New wave of families seek debt deals

New wave of families seek debt deals

This article was originally published by Independent.

Banks and financial advisers have been inundated with mortgage customers who are in arrears and seeking debt deals.

It follows revelations in the Irish Independent that a family got €150,000 forgiven from their mortgage – one of the biggest mortgage debt forgiveness deals in this country.

Now there have been fresh calls for banks to set out the criteria they are using when they write off mortgage debt.

Taoiseach Enda Kenny described the mortgage write-down by AIB as “good news” for the family concerned.

Mr Kenny said banks have got to cut deals that financially distressed borrowers can adhere to, and allow families to get on with their lives.

Banks noted an upsurge in calls yesterday from mortgage holders in arrears hoping to get similar deals.

And David Hall, director of the Irish Mortgage Holders Organisation, the group that negotiated the debt forgiveness deal, said there had been six-fold increase in calls and emails to its offices. “We have had about 1,000 phone calls and emails,”he added.
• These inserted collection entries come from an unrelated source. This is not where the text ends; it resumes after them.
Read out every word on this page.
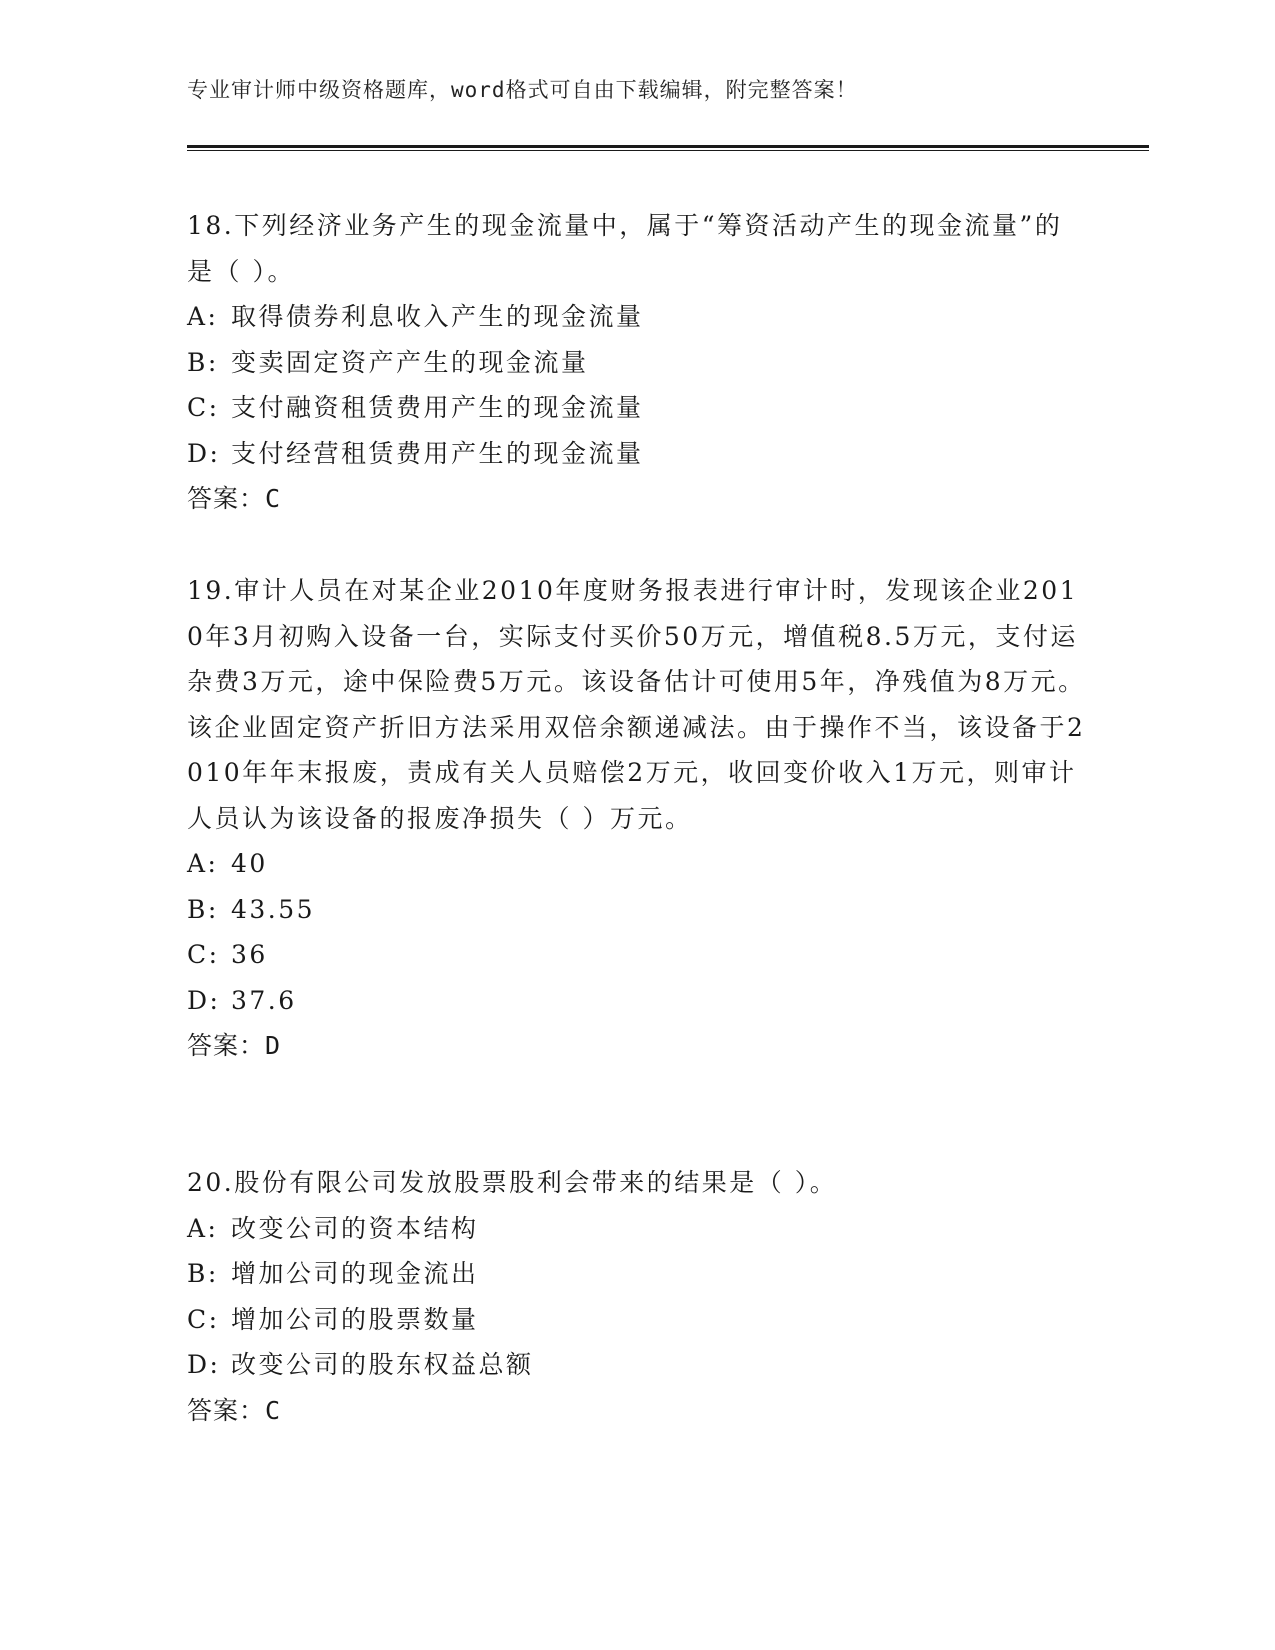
专业审计师中级资格题库，word格式可自由下载编辑，附完整答案！

18.下列经济业务产生的现金流量中，属于“筹资活动产生的现金流量”的是（ ）。

A: 取得债券利息收入产生的现金流量
B: 变卖固定资产产生的现金流量
C: 支付融资租赁费用产生的现金流量
D: 支付经营租赁费用产生的现金流量
答案：C

19.审计人员在对某企业2010年度财务报表进行审计时，发现该企业2010年3月初购入设备一台，实际支付买价50万元，增值税8.5万元，支付运杂费3万元，途中保险费5万元。该设备估计可使用5年，净残值为8万元。该企业固定资产折旧方法采用双倍余额递减法。由于操作不当，该设备于2010年年末报废，责成有关人员赔偿2万元，收回变价收入1万元，则审计人员认为该设备的报废净损失（ ）万元。

A: 40
B: 43.55
C: 36
D: 37.6
答案：D

20.股份有限公司发放股票股利会带来的结果是（ ）。

A: 改变公司的资本结构
B: 增加公司的现金流出
C: 增加公司的股票数量
D: 改变公司的股东权益总额
答案：C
State-rescued AIB has agreed to write off more than a third of the mortgage debt of a family and allow them to stay in the home.

The write-off represents more than a third of the €400,000 mortgage and will allow the couple, who have two children, to split the outstanding debt.
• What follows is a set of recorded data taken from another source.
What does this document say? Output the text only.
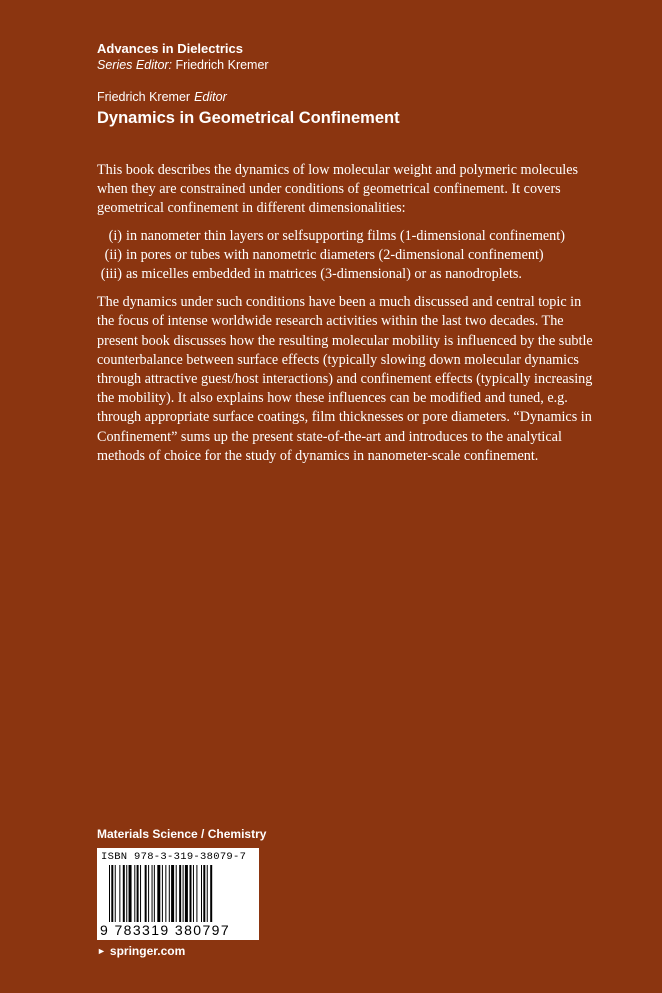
Advances in Dielectrics
Series Editor: Friedrich Kremer
Friedrich Kremer Editor
Dynamics in Geometrical Confinement

This book describes the dynamics of low molecular weight and polymeric molecules when they are constrained under conditions of geometrical confinement. It covers geometrical confinement in different dimensionalities:

(i) in nanometer thin layers or selfsupporting films (1-dimensional confinement)
(ii) in pores or tubes with nanometric diameters (2-dimensional confinement)
(iii) as micelles embedded in matrices (3-dimensional) or as nanodroplets.

The dynamics under such conditions have been a much discussed and central topic in the focus of intense worldwide research activities within the last two decades. The present book discusses how the resulting molecular mobility is influenced by the subtle counterbalance between surface effects (typically slowing down molecular dynamics through attractive guest/host interactions) and confinement effects (typically increasing the mobility). It also explains how these influences can be modified and tuned, e.g. through appropriate surface coatings, film thicknesses or pore diameters. “Dynamics in Confinement” sums up the present state-of-the-art and introduces to the analytical methods of choice for the study of dynamics in nanometer-scale confinement.

Materials Science / Chemistry
ISBN 978-3-319-38079-7
9 783319 380797
► springer.com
Some €40,000 of the borrowings has been parked; it will still be owed by the family but will not accrue interest and the couple will pay interest and capital on €200,000. AIB would not comment on the deal, but bank sources said any such arrangements would only be done if the value of the house involved had dropped dramatically and the owners were unable to afford the original loan.

The alternative of repossession would be costly and protracted; and there was a risk the family would declare themselves bankrupt, leaving the bank with nothing, banking sources said.ADVERTISEMENT

But Ciaran Phelan, of the Irish Brokers Association, said banks should set out clearly the circumstances in which they will consider writing off substantial mortgage debt.

“This will ensure equity and fairness for other mortgage holders in similar circumstances and transparency for the taxpayer who has injected billions of euro into these banks.”

Mr Hall warned others in mortgage arrears that they would more than likely be disappointed if they were expecting a similar deal.

“This case is an exception and there won’t be other big writedowns.

“It’s very much a case-by-case process.”

But he stressed that informal deals, like the one agreed to by AIB, were set to become the norm. This would mean even less take-up for the new Insolvency Service of Ireland arrangements.

Some 96,000 residential mortgage accounts are three months or more in arrears, while another 40,000 are less than three months in arrears.

Last November, the Irish Mortgage Holders Organisation and AIB revealed a tie-up to provide advice and negotiation services to mortgage holders in arrears.

AIB mortgage holders get free and independent financial advice and get an option of opening negotiations with the bank.

Last week, this newspaper revealed a similar arrangement had been agreed with KBC Bank.